Manifestement le choc du 22 avril 2002 a porté ses fruits.
Pourtant il serait candide de considérer que la seule menace politique qui plane sur la France se résume à Jean Marie Le Pen.
Si celui-ci avait été élu, ce qui même en 2002 était improbable et fut confirmé par les 17% de votes qu'il obtint au cours du deuxième tour, ses capacités de gouverner la nation française auraient été quasiment inexistantes en raison d'un manque criant de soutien dans les sphères dirigeantes qu'elles soient économiques, financières, médiatiques, administratives ou syndicales.

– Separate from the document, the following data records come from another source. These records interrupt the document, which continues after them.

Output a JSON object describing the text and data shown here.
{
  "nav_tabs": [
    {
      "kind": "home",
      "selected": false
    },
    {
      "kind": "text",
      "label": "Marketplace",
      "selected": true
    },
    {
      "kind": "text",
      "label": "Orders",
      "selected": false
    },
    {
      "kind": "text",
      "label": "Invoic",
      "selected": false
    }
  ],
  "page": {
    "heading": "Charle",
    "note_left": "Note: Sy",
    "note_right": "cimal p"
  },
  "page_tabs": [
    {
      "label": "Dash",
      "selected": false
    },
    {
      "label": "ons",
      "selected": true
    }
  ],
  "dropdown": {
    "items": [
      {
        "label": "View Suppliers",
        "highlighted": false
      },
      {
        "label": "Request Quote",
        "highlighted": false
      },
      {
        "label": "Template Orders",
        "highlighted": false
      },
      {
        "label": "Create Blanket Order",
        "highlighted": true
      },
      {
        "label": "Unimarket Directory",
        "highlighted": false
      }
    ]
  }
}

Il en est tout autrement du candidat Sarkozy.
Sur le fond, Nicolas Sarkozy, au cours de ses nombreux dérapages relatifs à l'eugénisme, à la racaille ou au Karcher a démontré les mêmes tendances haineuses et xénophobes que le dirigeant du Front National.
A contrario de ce dernier, Nicolas Sarkozy dispose de tous les relais nécessaires à la pérennisation d'un gouvernement qui, nul besoin d'être grand clerc pour le prédire, mènera la nation française vers une régression dramatique comparable à celle que connait le peuple étasunien depuis l' "élection" de George W. Bush en 2000.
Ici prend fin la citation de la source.